WASHINGTON -- Loretta Lynch was sworn in as U.S. attorney general on Monday, becoming the first African-American woman to fill the position.
"It seems like such an understatement to say my heart is full, but it is," Lynch said. "I have to thank the president for his faith in me and asking me to lead the department that I love to even greater heights."
Lynch, who until now was U.S. attorney for the Eastern District of New York, was confirmed by the Senate last week after months of GOP delays. Many Republicans voted against her confirmation, not because she lacks the qualifications but because they are mad about President Barack Obama's recent executive action on immigration. Lynch will defend the action in her new role.
During her remarks Monday, Lynch ticked off some of her priorities as attorney general: fighting crime, strengthening victims' rights, combating cyberattacks and ending the modern "slavery" of sex trafficking.
"At the heart of that for me certainly … is the desire to leave this world a better place for us having been a part of it," she said. "The challenge in that, for you, for me, for all us that love this department and love the law, is to use the law to that end.

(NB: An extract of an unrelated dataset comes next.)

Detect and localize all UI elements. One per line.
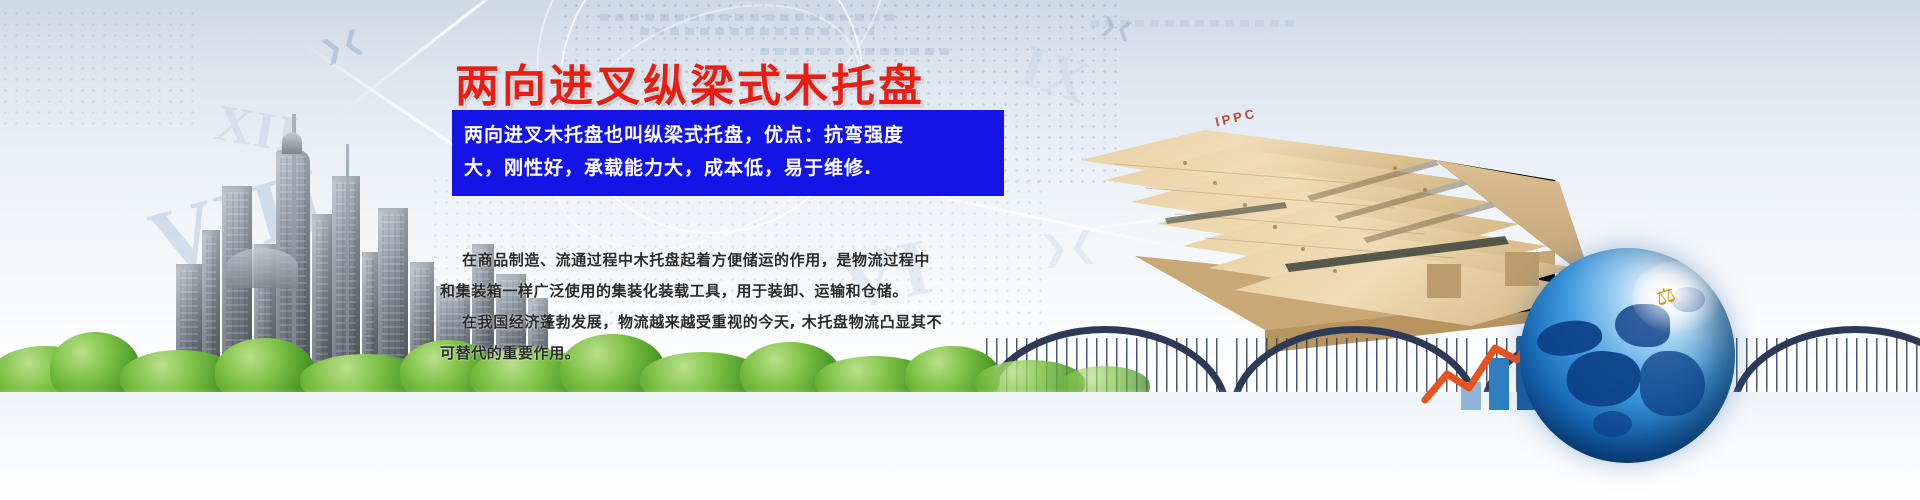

To not just represent the law and to enforce the law, but to use it to make real the promise of America, the promise of fairness, the promise of equality, of liberty and justice for all."
Lynch added, "If a little girl from North Carolina who used to tell her grandfather in the fields to lift her up on the back of his mule so she could see way up high, Granddaddy, can grow up to become the chief law enforcement officer of the United States of America, we can do anything."
Vice President Joe Biden swore in Lynch during a ceremony at the Justice Department. Sen. Patrick Leahy (D-Vt.), one of her strongest proponents in the Senate, was also in attendance.
"Ladies and gentleman, it's about time. It's about time this woman is being sworn in," Biden said to applause, turning to Lynch. "We got tired of this wait. But you showed such grace and such humility during this whole process."
Lynch replaces outgoing Attorney General Eric Holder, who announced his resignation in September. Holder stayed on the job until Lynch was confirmed.